Молодая женщина с трудом сдерживала слезы. Она уже жалела, что ей приходилось все отрицать. «Столько страданий, столько втайне пролитых слез! — думала она. — А почему? Из-за жестокости, эгоизма мужчин! Из-за Гильема, который меня бросил, из-за Филиппа Коста, который относится ко мне как к пустому месту, из-за папы, который думает лишь о своей чести и опасается скандала! Но Анри — это подарок небес, мое единственное сокровище, мой сын!»

— Да, на очень большие жертвы! — с вызовом добавила Анжелина. — Я так хотела стать преемницей мамы, быть достойной ее! Жерсанда, которую ты без всякой причины презираешь, пыталась отговорить меня заниматься этим ремеслом. Она была готова купить мне мастерскую по пошиву дамской одежды в Сен-Жироне.
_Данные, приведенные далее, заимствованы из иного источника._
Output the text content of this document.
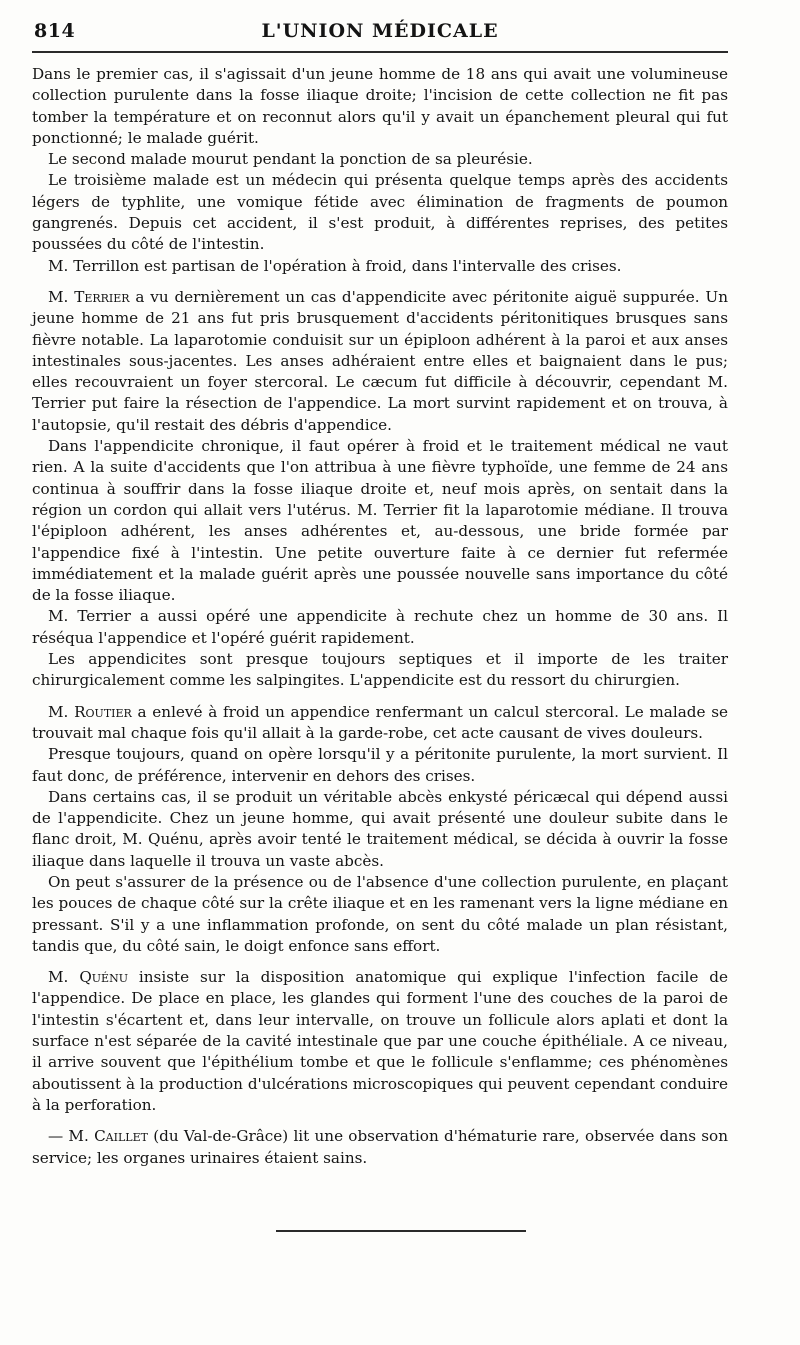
814	L'UNION MÉDICALE

Dans le premier cas, il s'agissait d'un jeune homme de 18 ans qui avait une volumineuse collection purulente dans la fosse iliaque droite; l'incision de cette collection ne fit pas tomber la température et on reconnut alors qu'il y avait un épanchement pleural qui fut ponctionné; le malade guérit.

Le second malade mourut pendant la ponction de sa pleurésie.

Le troisième malade est un médecin qui présenta quelque temps après des accidents légers de typhlite, une vomique fétide avec élimination de fragments de poumon gangrenés. Depuis cet accident, il s'est produit, à différentes reprises, des petites poussées du côté de l'intestin.

M. Terrillon est partisan de l'opération à froid, dans l'intervalle des crises.

M. Terrier a vu dernièrement un cas d'appendicite avec péritonite aiguë suppurée. Un jeune homme de 21 ans fut pris brusquement d'accidents péritonitiques brusques sans fièvre notable. La laparotomie conduisit sur un épiploon adhérent à la paroi et aux anses intestinales sous-jacentes. Les anses adhéraient entre elles et baignaient dans le pus; elles recouvraient un foyer stercoral. Le cæcum fut difficile à découvrir, cependant M. Terrier put faire la résection de l'appendice. La mort survint rapidement et on trouva, à l'autopsie, qu'il restait des débris d'appendice.

Dans l'appendicite chronique, il faut opérer à froid et le traitement médical ne vaut rien. A la suite d'accidents que l'on attribua à une fièvre typhoïde, une femme de 24 ans continua à souffrir dans la fosse iliaque droite et, neuf mois après, on sentait dans la région un cordon qui allait vers l'utérus. M. Terrier fit la laparotomie médiane. Il trouva l'épiploon adhérent, les anses adhérentes et, au-dessous, une bride formée par l'appendice fixé à l'intestin. Une petite ouverture faite à ce dernier fut refermée immédiatement et la malade guérit après une poussée nouvelle sans importance du côté de la fosse iliaque.

M. Terrier a aussi opéré une appendicite à rechute chez un homme de 30 ans. Il réséqua l'appendice et l'opéré guérit rapidement.

Les appendicites sont presque toujours septiques et il importe de les traiter chirurgicalement comme les salpingites. L'appendicite est du ressort du chirurgien.

M. Routier a enlevé à froid un appendice renfermant un calcul stercoral. Le malade se trouvait mal chaque fois qu'il allait à la garde-robe, cet acte causant de vives douleurs.

Presque toujours, quand on opère lorsqu'il y a péritonite purulente, la mort survient. Il faut donc, de préférence, intervenir en dehors des crises.

Dans certains cas, il se produit un véritable abcès enkysté péricæcal qui dépend aussi de l'appendicite. Chez un jeune homme, qui avait présenté une douleur subite dans le flanc droit, M. Quénu, après avoir tenté le traitement médical, se décida à ouvrir la fosse iliaque dans laquelle il trouva un vaste abcès.

On peut s'assurer de la présence ou de l'absence d'une collection purulente, en plaçant les pouces de chaque côté sur la crête iliaque et en les ramenant vers la ligne médiane en pressant. S'il y a une inflammation profonde, on sent du côté malade un plan résistant, tandis que, du côté sain, le doigt enfonce sans effort.

M. Quénu insiste sur la disposition anatomique qui explique l'infection facile de l'appendice. De place en place, les glandes qui forment l'une des couches de la paroi de l'intestin s'écartent et, dans leur intervalle, on trouve un follicule alors aplati et dont la surface n'est séparée de la cavité intestinale que par une couche épithéliale. A ce niveau, il arrive souvent que l'épithélium tombe et que le follicule s'enflamme; ces phénomènes aboutissent à la production d'ulcérations microscopiques qui peuvent cependant conduire à la perforation.

— M. Caillet (du Val-de-Grâce) lit une observation d'hématurie rare, observée dans son service; les organes urinaires étaient sains.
А ты, папа, впрочем, как и мадемуазель, принуждал меня выйти замуж за Филиппа Коста, блестящего медика, который мог бы обеспечить меня на всю оставшуюся жизнь. Но я сама выбрала свой путь, потому что я люблю это ремесло и горжусь тем, что спасаю матерей и даю возможность новорожденным дышать, открывать этот мир. Но это мне дорого стоило! Да, очень дорого!

— И что? — усмехнулся Огюстен. — Сейчас ты начнешь жаловаться на то, что провела год в Тулузе, получая стипендию? Кроме того, я оставил тебе дом на улице Мобек, где ты вольготно живешь со своей служанкой.

Жермена встала и достала из шкафа бутылку вина. Она была в отчаянии. Все происходило не так, как она рассчитывала. Анжелине надо было просто опровергнуть слухи, распространяемые кормилицей, и тогда все уладилось бы.

— Полно, муженек! — воскликнула Жермена. — Неужели ты будешь попрекать Анжелину этой глупой историей, тем, что она будто бы продала малыша Анри мадемуазель де Беснак? А я-то думала, что ты страдаешь из-за лжи, которую повсюду разносит эта негодная бабенка, кормилица.

— Все-таки я не слепой! — заявил сапожник. — Если бы моя дочь была беременной, я бы обязательно это заметил. В то время я жил вместе с ней.

— Бедный папа! — вздохнув, тихо произнесла Анжелина.

— Черт возьми! Как ты смеешь насмехаться надо мной? Это что еще за «бедный папа»?

— Ничего. Просто мне жаль, что ты такой суровый и такой слепой. Ладно, скажи честно, что бы ты сделал или сказал, если бы узнал, что три года назад я носила под сердцем ребенка? — взорвалась Анжелина. — Ты выкинул бы меня на улицу, изгнал из своего отцовского сердца и из стен родного дома! Так? Признайся!

— Да ты с ума сошла, дочь моя! — Удивленный Огюстен присмирел от такой вспышки гнева.

Он недоверчиво смотрел на дочь. Анжелина была бледной, даже губы ее побелели. Она учащенно дышала. Внезапно он испугался того, что прочел в ее великолепных фиолетовых глазах.